Udo Filzmaier, Bildungssprecher der Industrie und CEO der SIE Holding, schließt da an. Vorarlbergs Unternehmen, große und kleine, seien stark technologiegetrieben, zurückzuführen auf die breite technische Ausbildung im Land, beginnend mit der Lehre, über die Höheren Technischen Lehranstalten bis hin zur Fachhochschule. „Vorarlberg ist ein Technikland. Technik prägte und prägt den Wirtschaftsstandort. Aber es sind Anstrengungen zu unternehmen, um auch in Zukunft ein Technikland sein zu können.“ Und da habe sich das Land, kollektiv gesehen, zu rüsten; es gelte, das technische Grundverständnis, das technische Wissen einer kritischen Masse weiter voranzubringen: „Denn die Digitalisierung wird die nächste Evolutionsstufe im Technikland Vorarlberg sein.“ Das Technikland ist Filzmaier zufolge also in die nächste Stufe zu transferieren, um etwa dem Slogan „chancenreichstes Land“ gerecht werden zu können, müsse man die neuesten Technologien implementieren und den Kindern damit die Basis geben, auch im zukünftigen Wettbewerb bestehen zu können. „Bildung“, sagt Filzmaier, „ist der wichtigste Ansatz.“ „Vorausschauender Ausbildung“, so formuliert das Mihala, „kommt entscheidende Bedeutung zu. Auch, um dem Facharbeitermangel zu begegnen.“

Ein gesellschaftliches Problem?

„Da passiert zu viel, was wir implizit und explizit mitgeben, als dass Mädchen dann noch eine wertfreie, neutrale Berufsentscheidung treffen könnten.“
Katharina Mader, Ökonomin an der Wirtschaftsuniversität Wien

Der Facharbeitermangel ließe sich allerdings lösen, würden sich mehr Frauen für technische Berufe begeistern.

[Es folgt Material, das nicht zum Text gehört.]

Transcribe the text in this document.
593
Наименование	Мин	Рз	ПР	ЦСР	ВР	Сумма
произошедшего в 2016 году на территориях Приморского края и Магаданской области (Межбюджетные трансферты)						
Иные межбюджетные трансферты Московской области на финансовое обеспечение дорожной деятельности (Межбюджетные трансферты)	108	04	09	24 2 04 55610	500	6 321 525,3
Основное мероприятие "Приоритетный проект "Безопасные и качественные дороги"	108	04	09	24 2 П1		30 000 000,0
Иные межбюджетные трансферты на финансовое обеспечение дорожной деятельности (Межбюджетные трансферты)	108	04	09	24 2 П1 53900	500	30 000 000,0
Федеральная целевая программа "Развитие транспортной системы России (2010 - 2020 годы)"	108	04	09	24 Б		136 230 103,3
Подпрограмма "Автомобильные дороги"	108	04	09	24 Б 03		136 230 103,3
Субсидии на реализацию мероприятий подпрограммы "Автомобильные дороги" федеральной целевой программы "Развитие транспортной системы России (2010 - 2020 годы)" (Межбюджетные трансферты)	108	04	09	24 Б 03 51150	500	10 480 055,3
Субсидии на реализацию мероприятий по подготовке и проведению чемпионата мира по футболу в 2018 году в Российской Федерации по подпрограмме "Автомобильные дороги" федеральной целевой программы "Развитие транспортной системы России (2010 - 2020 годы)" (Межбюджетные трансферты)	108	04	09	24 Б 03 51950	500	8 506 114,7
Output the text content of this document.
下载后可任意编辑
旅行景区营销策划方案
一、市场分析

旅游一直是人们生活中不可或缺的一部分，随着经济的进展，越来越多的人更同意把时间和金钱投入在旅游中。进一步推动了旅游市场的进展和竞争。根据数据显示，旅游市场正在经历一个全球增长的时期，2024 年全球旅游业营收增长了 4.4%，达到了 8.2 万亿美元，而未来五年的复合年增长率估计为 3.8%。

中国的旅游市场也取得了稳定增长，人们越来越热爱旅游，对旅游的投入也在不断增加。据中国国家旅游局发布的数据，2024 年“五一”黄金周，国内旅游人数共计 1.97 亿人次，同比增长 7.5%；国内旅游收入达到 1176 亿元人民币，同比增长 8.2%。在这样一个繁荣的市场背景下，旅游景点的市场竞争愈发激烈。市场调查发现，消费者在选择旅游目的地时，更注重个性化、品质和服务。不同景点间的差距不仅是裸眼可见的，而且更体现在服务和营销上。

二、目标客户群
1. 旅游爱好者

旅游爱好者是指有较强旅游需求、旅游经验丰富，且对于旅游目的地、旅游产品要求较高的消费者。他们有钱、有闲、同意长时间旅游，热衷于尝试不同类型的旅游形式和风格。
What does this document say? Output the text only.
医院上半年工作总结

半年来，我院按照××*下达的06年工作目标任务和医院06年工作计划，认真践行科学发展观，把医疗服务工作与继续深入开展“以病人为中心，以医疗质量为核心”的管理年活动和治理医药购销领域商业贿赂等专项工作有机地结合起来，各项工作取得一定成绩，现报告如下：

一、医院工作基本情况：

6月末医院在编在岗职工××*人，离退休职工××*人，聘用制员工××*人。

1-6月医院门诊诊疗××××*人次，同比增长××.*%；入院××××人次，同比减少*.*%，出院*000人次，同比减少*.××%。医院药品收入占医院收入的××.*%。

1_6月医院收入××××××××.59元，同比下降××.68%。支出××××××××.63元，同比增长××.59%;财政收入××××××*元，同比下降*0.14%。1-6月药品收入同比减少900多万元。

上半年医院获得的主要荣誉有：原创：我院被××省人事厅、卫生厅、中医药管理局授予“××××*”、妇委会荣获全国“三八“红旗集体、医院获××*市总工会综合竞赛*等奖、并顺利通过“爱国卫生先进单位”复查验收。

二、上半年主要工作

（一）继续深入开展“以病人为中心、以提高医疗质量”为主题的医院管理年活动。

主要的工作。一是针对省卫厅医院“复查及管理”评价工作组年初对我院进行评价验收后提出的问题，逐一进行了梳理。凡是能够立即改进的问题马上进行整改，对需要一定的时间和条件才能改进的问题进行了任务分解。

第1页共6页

Laut Thomas Mayr vom Institut für Bildungsforschung der Wirtschaft wäre das Fachkräfteproblem in den technischen Berufen „größtenteils lösbar, wenn begabte, junge Menschen, unabhängig vom Geschlecht, tatsächlich zu gleichen Teilen in eine technische Lehre, in eine HTL oder in ein technisches Studium gingen“, oder ganz konkret gesprochen, „wenn mehr Mädchen diesen beruflichen Weg einschlagen würden.“ Zwar gibt es in diesem Bereich gute Initiativen und auch Erfolge – Grass etwa wurde Ende 2019 für „herausragende Angebote für Mädchen in technischen Berufen“ mit dem Staatspreis „Beste Lehrbetriebe – Fit for Future“ ausgezeichnet. Auch ist der Lehrberuf der Metalltechnikerin 2019 zum drittbeliebtesten bei Mädchen in Vorarlberg geworden. Aber laut Mayr gibt es in diesem Bereich eben nach wie vor „einen deutlichen Gap“, gesellschaftspolitisch bedingt, durch alte und tiefsitzende Verhaltensmuster: „Es sind gesellschaftliche Verhaltensmuster, die mitunter auch ganz subtil wirken und dazu führen, dass sich Mädchen tendenziell nicht für technische, sondern für andere Berufe interessieren.“
Katharina Mader, Ökonomin an der Wirtschaftsuniversität Wien, sagt, dass die Entscheidung, welche berufliche Laufbahn man nicht einschlage, bei Mädchen bereits sehr früh falle, noch im Kindesalter: „Da passiert zu viel, was wir implizit und explizit mitgeben, als das Mädchen dann noch eine wertfreie, neutrale Berufsentscheidung treffen könnten.“ So sei im allgemeinen Sprachgebrauch, bei fehlender Sensibilisierung, eben beispielsweise stets von dem Techniker die Rede, „also wieso soll sich ein kleines Mädchen vorstellen, dass sie auch eine Technikerin geben könnte.“ Nicht nur das Ausgesprochene, auch das Unausgesprochene kann die Lebensrealität eines Kindes bilden.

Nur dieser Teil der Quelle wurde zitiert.